# Router resetten - Wie?



## eLogic (14. Dez 2011)

Guten Tag liebes Forum =)

*ich möchte ein Programm schreiben das einfach nur einen Button enthält, und wenn ich auf ihn klicke soll
mein Router reconnecten und sich somit eine neue IP zuweisen.*

Nur wie mache ich das? Muss nicht zwingends JAVA sein hauptsache ein Weg der zum Ziel führt.

Mir schwebt da sowas primitives im Kopf das ich einfach die Seite meiner Fritz.box aufrufen lasse und dann den Button über Robots drücke, das ist jedoch die allter letzte Lösung es muss doch mit sicherheit auch eleganter gehen oder?

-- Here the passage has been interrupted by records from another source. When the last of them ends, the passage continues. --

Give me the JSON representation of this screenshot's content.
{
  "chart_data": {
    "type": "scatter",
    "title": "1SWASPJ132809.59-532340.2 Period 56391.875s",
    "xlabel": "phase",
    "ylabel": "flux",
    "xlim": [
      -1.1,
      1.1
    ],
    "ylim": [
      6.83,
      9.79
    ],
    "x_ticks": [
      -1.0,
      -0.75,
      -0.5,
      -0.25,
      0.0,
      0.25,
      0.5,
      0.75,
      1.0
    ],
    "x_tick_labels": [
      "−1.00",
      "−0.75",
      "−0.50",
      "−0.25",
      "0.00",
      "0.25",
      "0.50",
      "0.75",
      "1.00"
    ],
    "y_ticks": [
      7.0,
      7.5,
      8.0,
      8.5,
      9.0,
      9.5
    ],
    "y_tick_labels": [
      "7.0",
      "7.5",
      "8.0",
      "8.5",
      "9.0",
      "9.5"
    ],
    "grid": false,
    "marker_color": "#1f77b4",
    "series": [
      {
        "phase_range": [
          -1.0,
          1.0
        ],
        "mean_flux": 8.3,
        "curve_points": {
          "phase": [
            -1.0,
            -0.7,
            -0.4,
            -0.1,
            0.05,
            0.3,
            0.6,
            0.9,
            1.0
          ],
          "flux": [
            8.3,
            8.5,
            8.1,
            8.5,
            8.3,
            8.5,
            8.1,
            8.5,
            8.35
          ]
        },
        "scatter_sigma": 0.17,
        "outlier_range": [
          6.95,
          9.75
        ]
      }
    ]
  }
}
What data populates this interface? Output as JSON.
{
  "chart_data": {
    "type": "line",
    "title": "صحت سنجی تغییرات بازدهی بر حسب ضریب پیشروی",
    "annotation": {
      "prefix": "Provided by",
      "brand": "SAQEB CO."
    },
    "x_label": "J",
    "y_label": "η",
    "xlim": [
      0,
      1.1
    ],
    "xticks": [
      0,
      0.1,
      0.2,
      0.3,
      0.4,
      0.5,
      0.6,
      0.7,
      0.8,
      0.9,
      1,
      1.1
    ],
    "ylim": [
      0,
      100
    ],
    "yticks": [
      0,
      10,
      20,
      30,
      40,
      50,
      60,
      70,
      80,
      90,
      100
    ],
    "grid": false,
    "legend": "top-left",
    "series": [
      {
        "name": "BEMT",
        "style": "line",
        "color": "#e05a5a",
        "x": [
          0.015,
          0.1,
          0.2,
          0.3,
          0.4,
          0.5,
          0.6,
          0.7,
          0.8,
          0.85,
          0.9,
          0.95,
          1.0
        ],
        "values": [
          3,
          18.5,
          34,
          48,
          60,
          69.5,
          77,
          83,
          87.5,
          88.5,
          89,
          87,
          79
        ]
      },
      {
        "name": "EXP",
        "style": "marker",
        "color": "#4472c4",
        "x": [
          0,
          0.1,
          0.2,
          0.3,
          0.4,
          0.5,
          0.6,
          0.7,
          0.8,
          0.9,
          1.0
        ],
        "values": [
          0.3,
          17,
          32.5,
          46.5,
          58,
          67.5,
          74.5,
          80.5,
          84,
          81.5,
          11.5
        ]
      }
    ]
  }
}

Kann mir bitte jemand helfen?


Vielen Dank =)

Euer Elogix


----------



## Empire Phoenix (14. Dez 2011)

Wenn die fritzbox ssh nach aussen anbietet könnte man darüber einen restart anfordern. Auf den fritzboxen läuft ja ein relativ normales linux. Alternativ halt über die webanfrage woebe das letztendlich wahrschenlich lediglich ein bis 2 aufrüfe sind. Man müsste nur mitschneiden was an die fritsbo geschickt wird wenn m browser der restat gedrückt wird. Ich kann hierzu Firefox mit TamperData empfehlen.


----------



## Plopo (14. Dez 2011)

Stecker raus ~10sec. warten. Stecker rein 

Aber mithilfe von Java müsstest du einfach eine Verbindung zur Webseite der Frist.Box aufbauen und dann die Seite/Link zum reconnecten via Java verschicken.

Edit: Gerade noch was gefunden.


----------



## eLogic (14. Dez 2011)

*Wunderbar*

Vielen Vielen Dank an euch beide 
Das was Plopo im Edit gefunden hat funktioniert bei mir perfekt!

Ich wünsche euch noch einen schönen Tag


----------